- Born: 26 July 1932 Dibrugarh, Assam Province, British India
- Died: 14 December 2025 (aged 93) Guwahati, Assam, India
- Occupations: Journalist, businessman
- Years active: 1966–2025
- Known for: The Assam Tribune
- Awards: Padma Shri (2018)

= Prafulla Govinda Baruah =

Indian journalist (1932–2025)

Prafulla Govinda Baruah (26 July 1932 – 14 December 2025) was an Indian journalist who was the owner, editor and managing director of The Assam Tribune. In 2018, he was presented with the Padma Shri (civilian honour) for his contribution to the growth of literature and education in Assam, India.

== Background ==
Prafulla Govinda Baruah was born in Dibrugarh, Assam Province, British India on 26 July 1932, the son of Radha Govinda Baruah, the founder of The Assam Tribune. He died on 14 December 2025, at the age of 93.

== Career ==
The doyen of journalism in Assam, Prafulla Baruah became the Editor of The Assam Tribune in 1966 and was the managing director of The Assam Tribune Group. He was actively involved with various socio-cultural organisations and amateur theatre.

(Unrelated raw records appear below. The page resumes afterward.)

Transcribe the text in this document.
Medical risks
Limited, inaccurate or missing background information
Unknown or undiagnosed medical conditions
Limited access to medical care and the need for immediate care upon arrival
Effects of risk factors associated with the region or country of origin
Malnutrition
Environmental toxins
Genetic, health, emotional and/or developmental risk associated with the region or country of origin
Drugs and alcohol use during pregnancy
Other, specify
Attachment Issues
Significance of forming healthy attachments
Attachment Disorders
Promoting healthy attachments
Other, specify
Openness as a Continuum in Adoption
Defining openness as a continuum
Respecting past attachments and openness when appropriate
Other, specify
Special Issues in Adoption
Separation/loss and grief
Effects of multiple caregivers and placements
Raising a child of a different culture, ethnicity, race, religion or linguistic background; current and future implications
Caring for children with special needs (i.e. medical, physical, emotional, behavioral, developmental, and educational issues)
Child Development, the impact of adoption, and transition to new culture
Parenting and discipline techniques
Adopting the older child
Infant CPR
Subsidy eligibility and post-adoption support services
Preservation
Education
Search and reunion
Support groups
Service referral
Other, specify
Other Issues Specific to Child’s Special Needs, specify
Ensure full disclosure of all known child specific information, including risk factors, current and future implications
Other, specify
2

He received honours from various organisations such as the Kamala Saikia Trust, Asam Sahitya Sabha, and the Dr. B. Borooah Cancer Institute|Dr B. Borooah Cancer Institute for creating awareness for cancer.

In 2018, he was conferred the Padma Sri honour by the President of India. On 3 February 2019, doctorate degree was conferred to him at the 3rd convocation of Krishna Kanta Handiqui State Open University (KKSHOU).